Übung 3 - endlich - Kontakt zur Software. 20 Minuten Vorbereitung mit Programm und Dokumentation, um anschließend eine Funktionsweise vor dem Publikum zu präsentieren. Ich hatte eine Suchfunktion zu erklären. Ohne die Software und die Branche zu kennen war das auch nicht gerade die stabilste Situation, die ich mir vorstellen kann und bei einem so kleinen Thema konnte ich mich auch nicht richtig warmlaufen. Aber wieder war es sehr spannend, mich in der Situation zu spüren und die emotionalen Reaktionen auf kritische Blicke aus der Beobachter-Runde wahrzunehmen.

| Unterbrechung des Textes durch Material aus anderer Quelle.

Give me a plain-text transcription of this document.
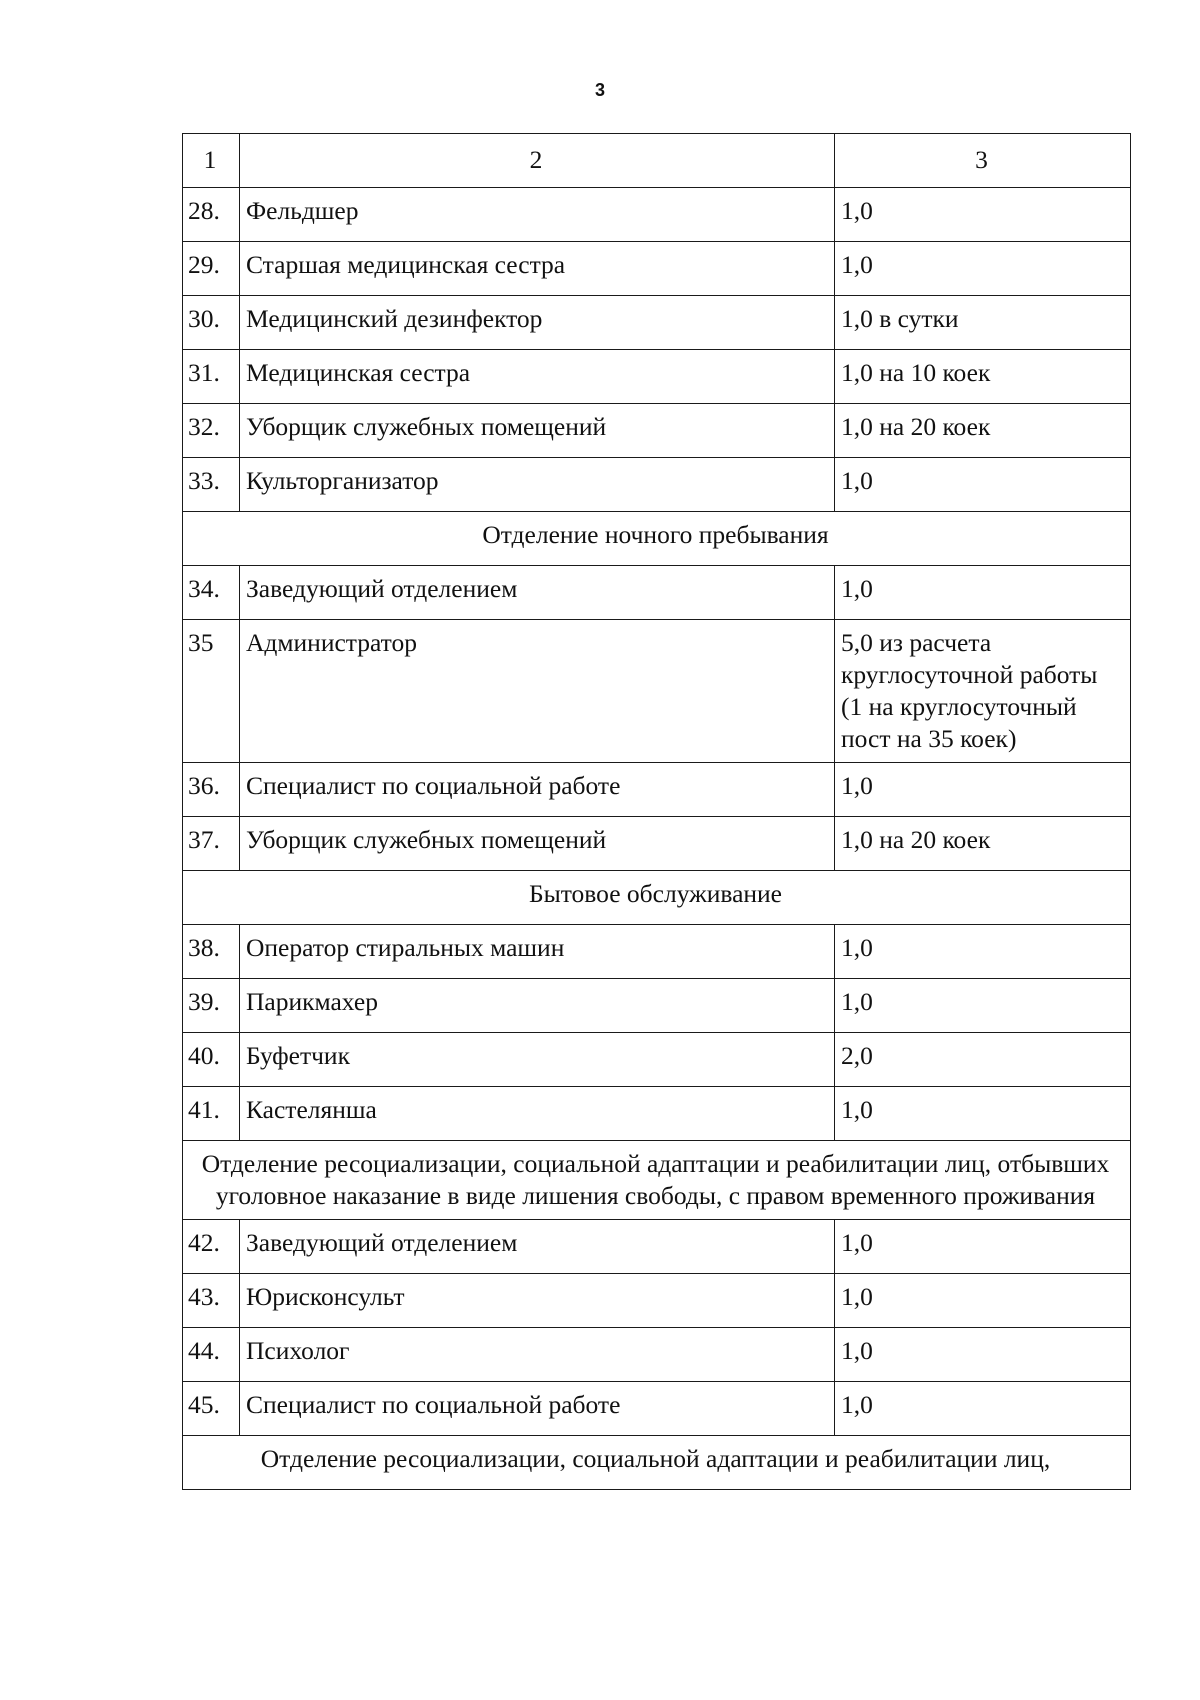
3
1	2	3
28.	Фельдшер	1,0
29.	Старшая медицинская сестра	1,0
30.	Медицинский дезинфектор	1,0 в сутки
31.	Медицинская сестра	1,0 на 10 коек
32.	Уборщик служебных помещений	1,0 на 20 коек
33.	Культорганизатор	1,0
Отделение ночного пребывания		
34.	Заведующий отделением	1,0
35	Администратор	5,0 из расчета круглосуточной работы (1 на круглосуточный пост на 35 коек)
36.	Специалист по социальной работе	1,0
37.	Уборщик служебных помещений	1,0 на 20 коек
Бытовое обслуживание		
38.	Оператор стиральных машин	1,0
39.	Парикмахер	1,0
40.	Буфетчик	2,0
41.	Кастелянша	1,0
Отделение ресоциализации, социальной адаптации и реабилитации лиц, отбывших уголовное наказание в виде лишения свободы, с правом временного проживания		
42.	Заведующий отделением	1,0
43.	Юрисконсульт	1,0
44.	Психолог	1,0
45.	Специалист по социальной работе	1,0
Отделение ресоциализации, социальной адаптации и реабилитации лиц,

Zwischen den Übungen gab es viel Lehrlauf, in dem wir Teilnehmer näher rückten über Erzählungen und Erfahrungsaustausch.

Die Zeit verging schnell.

Den Gabeltest gab es auch - bei dieser Tagesveranstaltung gab es gemeinsames Mittag- und Abendessen und es war auch gern gesehen, dass wir im Hotel übernachteten. Bei meiner Reisestrecke von 66 km und dem anstrengenden Reise-Jahr, das nun im Dezember hinter mir liegt, zog ich es vor, nach Hause zu fahren.

Die Tischgesellschaft war aber so kurzweilig, dass ich dann erst um 22:30 Uhr in meinem Auto die Heimfahrt antrat.

Ob ich im Trainerteam sein werde? Ich habe keine Ahnung - aber ich werde es erfahren - soviel ist sicher.

Und übrigens - ich bin 2 mal am Rhein entlanggebummelt und habe auch den Blick auf den Drachenfels mit und ohne Beleuchtung genießen können.

Assessmentcenter - ja - gerne wieder - jederzeit.